A. Both SML and statutory maternity pay are in place to support working mothers by facilitating a period of paid time-off following childbirth.
While the ability to take 52 weeks of SML is a right for employees as long as they provide the correct notice, the eligibility requirements for up to 39 weeks of SMP are more complex.
To be eligible for SMP, employees must have completed at least 26 weeks of continuous service at the 15th week before the expected week of childbirth (the ‘qualifying week’).
They must have provided evidence of their expected week of childbirth with a MAT B1 certificate and given their employer at least 28 days notice of the date they want the payment of SMP to begin.
Finally, individuals must have average earnings of at least £118 per week in the eight weeks leading up to the qualifying week.
Despite the money provided by SMP, it is not uncommon for employees on maternity leave to use this time to undertake self-employed work on a casual basis in order to receive some extra income.

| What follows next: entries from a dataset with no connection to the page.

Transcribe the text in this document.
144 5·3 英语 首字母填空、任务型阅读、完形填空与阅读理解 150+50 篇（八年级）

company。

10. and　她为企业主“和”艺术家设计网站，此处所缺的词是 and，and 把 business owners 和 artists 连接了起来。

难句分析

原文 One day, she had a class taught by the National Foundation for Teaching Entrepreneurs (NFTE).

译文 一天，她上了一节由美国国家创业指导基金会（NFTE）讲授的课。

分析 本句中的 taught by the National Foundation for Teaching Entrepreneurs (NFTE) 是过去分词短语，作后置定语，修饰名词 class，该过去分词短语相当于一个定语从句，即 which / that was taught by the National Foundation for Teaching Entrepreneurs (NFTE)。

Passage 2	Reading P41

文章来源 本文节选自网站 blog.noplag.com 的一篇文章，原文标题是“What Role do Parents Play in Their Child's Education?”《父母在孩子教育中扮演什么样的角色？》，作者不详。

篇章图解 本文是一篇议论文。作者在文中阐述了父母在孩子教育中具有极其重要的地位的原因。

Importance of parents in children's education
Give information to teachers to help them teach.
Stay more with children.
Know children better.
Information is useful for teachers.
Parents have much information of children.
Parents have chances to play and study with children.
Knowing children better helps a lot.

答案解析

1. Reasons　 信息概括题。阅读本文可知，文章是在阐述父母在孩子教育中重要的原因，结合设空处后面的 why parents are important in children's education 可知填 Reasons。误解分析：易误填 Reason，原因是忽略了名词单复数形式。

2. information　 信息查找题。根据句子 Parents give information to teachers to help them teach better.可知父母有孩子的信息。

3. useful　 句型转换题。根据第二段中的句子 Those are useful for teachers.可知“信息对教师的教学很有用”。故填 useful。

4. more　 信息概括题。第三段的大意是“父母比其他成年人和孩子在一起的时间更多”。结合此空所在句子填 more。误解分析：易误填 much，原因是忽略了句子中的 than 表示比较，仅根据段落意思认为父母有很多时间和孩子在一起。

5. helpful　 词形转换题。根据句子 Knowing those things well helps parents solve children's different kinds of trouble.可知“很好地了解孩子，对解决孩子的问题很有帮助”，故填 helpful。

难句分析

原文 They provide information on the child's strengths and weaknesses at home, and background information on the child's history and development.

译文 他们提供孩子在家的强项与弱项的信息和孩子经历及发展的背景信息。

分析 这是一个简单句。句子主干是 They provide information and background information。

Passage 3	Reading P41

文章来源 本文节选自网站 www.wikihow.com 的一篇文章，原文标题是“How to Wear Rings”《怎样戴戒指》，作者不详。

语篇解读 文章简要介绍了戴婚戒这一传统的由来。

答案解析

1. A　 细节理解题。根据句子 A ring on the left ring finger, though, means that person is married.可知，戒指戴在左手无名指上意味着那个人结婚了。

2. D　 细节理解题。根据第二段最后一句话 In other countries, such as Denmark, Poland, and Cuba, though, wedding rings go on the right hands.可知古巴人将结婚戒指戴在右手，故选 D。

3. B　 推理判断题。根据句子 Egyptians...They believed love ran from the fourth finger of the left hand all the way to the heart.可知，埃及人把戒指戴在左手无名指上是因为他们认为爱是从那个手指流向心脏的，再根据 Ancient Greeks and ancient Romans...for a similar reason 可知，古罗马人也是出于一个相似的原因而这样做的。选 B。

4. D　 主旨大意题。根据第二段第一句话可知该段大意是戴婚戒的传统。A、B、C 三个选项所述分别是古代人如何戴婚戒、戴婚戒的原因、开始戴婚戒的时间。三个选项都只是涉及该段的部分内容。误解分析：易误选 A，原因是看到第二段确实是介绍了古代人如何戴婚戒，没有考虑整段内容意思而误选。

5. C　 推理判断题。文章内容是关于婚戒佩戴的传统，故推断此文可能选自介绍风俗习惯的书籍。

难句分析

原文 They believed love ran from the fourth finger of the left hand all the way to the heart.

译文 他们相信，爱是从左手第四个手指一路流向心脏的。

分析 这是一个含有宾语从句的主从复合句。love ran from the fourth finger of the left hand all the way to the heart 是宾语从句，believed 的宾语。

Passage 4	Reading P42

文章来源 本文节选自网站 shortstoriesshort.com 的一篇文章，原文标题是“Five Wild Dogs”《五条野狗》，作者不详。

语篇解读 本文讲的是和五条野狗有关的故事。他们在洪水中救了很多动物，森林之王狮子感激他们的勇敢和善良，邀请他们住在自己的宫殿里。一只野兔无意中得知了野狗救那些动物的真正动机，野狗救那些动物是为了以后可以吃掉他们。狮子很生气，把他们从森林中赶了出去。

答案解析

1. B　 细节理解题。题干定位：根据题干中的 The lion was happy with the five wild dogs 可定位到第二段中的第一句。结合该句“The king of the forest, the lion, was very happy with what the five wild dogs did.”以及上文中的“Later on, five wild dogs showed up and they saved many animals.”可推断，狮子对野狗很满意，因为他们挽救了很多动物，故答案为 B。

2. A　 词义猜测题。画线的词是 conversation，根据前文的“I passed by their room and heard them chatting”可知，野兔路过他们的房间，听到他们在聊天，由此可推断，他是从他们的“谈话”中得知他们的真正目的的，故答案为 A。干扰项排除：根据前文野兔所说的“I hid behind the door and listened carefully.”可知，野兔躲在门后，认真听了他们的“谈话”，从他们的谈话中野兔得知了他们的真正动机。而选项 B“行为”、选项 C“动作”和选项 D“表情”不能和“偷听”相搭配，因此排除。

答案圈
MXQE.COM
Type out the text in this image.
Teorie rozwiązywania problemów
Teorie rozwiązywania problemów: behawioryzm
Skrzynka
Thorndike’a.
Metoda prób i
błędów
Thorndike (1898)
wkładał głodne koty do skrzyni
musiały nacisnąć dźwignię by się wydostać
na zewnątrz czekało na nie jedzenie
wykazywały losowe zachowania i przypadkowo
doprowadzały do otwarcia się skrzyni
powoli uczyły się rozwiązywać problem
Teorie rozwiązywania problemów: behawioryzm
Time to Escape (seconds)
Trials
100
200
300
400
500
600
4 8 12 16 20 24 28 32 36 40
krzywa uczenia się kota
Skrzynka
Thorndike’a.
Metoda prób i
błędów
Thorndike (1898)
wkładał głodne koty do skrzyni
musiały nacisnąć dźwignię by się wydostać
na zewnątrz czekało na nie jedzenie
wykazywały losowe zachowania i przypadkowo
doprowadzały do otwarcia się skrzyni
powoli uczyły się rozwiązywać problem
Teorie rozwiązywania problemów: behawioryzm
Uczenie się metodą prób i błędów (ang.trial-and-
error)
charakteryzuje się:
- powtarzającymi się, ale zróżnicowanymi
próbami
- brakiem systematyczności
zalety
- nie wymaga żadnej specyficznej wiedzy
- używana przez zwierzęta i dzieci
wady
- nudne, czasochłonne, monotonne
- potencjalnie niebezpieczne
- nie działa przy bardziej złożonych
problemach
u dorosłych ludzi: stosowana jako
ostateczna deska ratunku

It is important to note that doing so will not impact their entitlement to SMP and there is no need for them to inform you of any self-employed work.
However, given the continued confusion surrounding employment status it will also be advisable to check the employee is truly self-employed before cancelling any planned SMP.
It can be a different situation if the employee commenced employment for another organisation during their maternity leave as this may result in them having to surrender their entitlement to SMP.
This will apply if they begin work with an employer during their maternity leave and after the birth who they were not employed by during the qualifying week of pregnancy.
They have a duty to inform you of this immediately and you should refrain from paying any further SMP from the start of the week they begin this employment.
It is worth noting that in the above situation, you cannot simply take disciplinary action against the employee for taking on additional employment during their maternity leave unless you have a contractual provision in place.
You may want to include this as part of employment contracts to prevent them from working for a competitor while on SML, however consider how a blanket ban may penalise mothers wanting to carry out unrelated part-time work to earn extra money for their child.
In light of the above, it would be advisable to inform expectant mothers of their full rights and the options available to them prior to going on SML.
Many employers choose to provide maternity packs filled with a host of important information, including who to contact if they have any additional queries or issues during their maternity leave.